Nearly a month after a former Mountain Pointe coach found to have shared game strategy with opponents, Pride football coach Rich Wellbrock is ready to move forward with the season.
“With our situation, I told (players) yesterday that this was happening today, and we are moving forward. Period,” Wellbrock said in a press conference held at the Tempe Union High School District office last week.
“Come the time we are done with this we are moving forward as a collective whole,” he said. “We are going to keep grinding to get to where we want to be as a football team and a football program.”
It was the first time Wellbrock addressed the media since an investigation by Tempe Union officials revealed former Mountain Pointe girls’ basketball coach and assistant for the football program Justin Hager had shared plays, formations and player information with opponents of the football and boys’ basketball programs using an anonymous email address dating back to 2017.
The Tempe Union board voted unanimously Wednesday to terminate Hager, who was hired at Mountain Pointe in 2016.
Hager initially resigned after a review of the district’s findings on Sept. 13, but his resignation was denied by the board.
It was also during that Sept. 13 meeting with district officials Hager admitted to using the email address firstname.lastname@example.org to send anonymous emails to opposing coaches.
Hager initially denied being behind the account. A motive for his actions is still unknown.
“He did not say why he did it,” Wellbrock said. “From my standpoint, I don’t know why he did it. He said, ‘I don’t know why I would do this.’ I said, ‘I don’t know how, this isn’t you.’”
Wellbrock was notified three times of the anonymous email account sending information about his program.
The first instance came in 2018 from a Brophy Prep football coach. At the time, Wellbrock thought it was nothing more than a disgruntled former coach of his. He was notified again in March 2019 by current Mountain Pointe offensive coordinator Mark Mejia.
Again, Wellbrock thought it was nothing more than a disgruntled former coach.
But after Faith Lutheran Coach Vernon Fox in Las Vegas alerted Wellbrock to the severity of the information sent to him in August, the Mountain Pointe staff knew the situation needed to be reviewed.
“We didn’t know the depth until Vernon Fox from Faith Lutheran let us know,” Wellbrock said. “I didn’t quite realize the depth of the information that was going out. When we found out what the depth was, that got pretty serious because of the detailed information.”
According to a statement of charges against Hager released by Tempe Union officials on Wednesday, Griffin Wellbrock, Rich Wellbrock’s son and assistant coach on the football team, attempted to get into the account.
After a few steps on Yahoo’s system, Hager’s district email appeared as the recovery email for the WalterPayton12 account.
Wellbrock confronted Hager about it in his office, asking for the code sent to Hager’s cell phone from Yahoo, to access the account.
After two failed attempts, Wellbrock read the code from Hager’s phone himself and gained access. It was there district officials say hundreds of emails to opposing coaches, district staff and members of the media were found.

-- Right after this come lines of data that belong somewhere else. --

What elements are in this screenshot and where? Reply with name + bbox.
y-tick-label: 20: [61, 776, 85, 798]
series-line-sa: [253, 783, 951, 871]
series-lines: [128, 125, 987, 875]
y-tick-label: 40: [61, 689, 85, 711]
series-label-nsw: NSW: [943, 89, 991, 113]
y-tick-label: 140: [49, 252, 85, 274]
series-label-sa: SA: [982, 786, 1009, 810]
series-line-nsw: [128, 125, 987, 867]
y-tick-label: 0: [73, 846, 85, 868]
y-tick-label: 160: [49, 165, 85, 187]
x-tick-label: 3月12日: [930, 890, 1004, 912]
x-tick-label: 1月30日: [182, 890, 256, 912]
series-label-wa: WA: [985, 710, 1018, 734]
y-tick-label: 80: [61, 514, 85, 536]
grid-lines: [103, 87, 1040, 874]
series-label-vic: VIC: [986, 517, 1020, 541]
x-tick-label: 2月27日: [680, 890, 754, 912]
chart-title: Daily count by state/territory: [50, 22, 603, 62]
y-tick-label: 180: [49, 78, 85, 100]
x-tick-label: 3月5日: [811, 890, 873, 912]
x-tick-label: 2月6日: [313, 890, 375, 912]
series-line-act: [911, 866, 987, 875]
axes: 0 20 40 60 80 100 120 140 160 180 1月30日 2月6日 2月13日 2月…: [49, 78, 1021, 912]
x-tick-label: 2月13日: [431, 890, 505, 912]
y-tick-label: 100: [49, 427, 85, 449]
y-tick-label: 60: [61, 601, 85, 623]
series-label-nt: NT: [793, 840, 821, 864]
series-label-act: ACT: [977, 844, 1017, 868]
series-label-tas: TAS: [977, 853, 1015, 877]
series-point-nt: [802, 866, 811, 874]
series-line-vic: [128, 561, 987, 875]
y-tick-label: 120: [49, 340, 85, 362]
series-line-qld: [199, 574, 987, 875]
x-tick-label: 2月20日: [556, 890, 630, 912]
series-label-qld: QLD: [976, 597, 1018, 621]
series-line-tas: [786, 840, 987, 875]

Only some of the emails were recovered by the district, as the account was deleted. But the extent of the situation weighed heavily on all involved.
“Anger. Disappointment,” Wellbrock said. “The same feeling anyone in this room would have. It’s more about the kids than anything else of how they didn’t have certain opportunities and weren’t given the chance to be successful.
“Whether the information was used or not, it goes through those kids’ heads now and went through those kids’ head in the past.”
Tempe Union released the recovered emails sent to several Arizona coaches, which sparked internal investigations, to the media and public.
Several schools came forward to say the information was not used, and most of the emails were deleted or reported to school administrators.
There’s no indication from any of the parties involved, including Tempe Union officials, any of the information was used against Mountain Pointe.
“This was never a ‘got ya!’ We wanted to stop detailed information from going out about out program,” Wellbrock said. “To our opponents, we didn’t know the depth of where this investigation was going to go. To my peers, I wanted to make sure that’s well-known.
“Whether it was used, whether it was not used, this was never meant to do this. This was 100 percent meant to stop the information from being sent out of our program.”
Wellbrock said the Mountain Pointe community is comming together to rally behind the football team as well as the boys’ and girls’ basketball programs during a difficult time. Students around the school are drawing closer together.
“Our kids have been resilient. I couldn’t be more pleased from them for how they approached this situation,” Wellbrock said. “When I say kids, I’m talking about our football program as well as our girls’ basketball program.
“Watching them go through this, it has really brought them together and it’s been fun to watch.”
Wellbrock is impressed by his team’s ability to fight off adversity and move forward. More than anything, he believes everyone involved in the program will be excited to play on their home field.
“I know the kids are excited,” Wellbrock said. “I know the parents are excited that they don’t have to travel anywhere. We are going to come out and get after it the best we can. The biggest thing is that it’s just adversity and how do we fight through that.
“One of the things I’ve always said after a tough loss, if this is the worst thing that has happened in our lives, we are going to be fine.”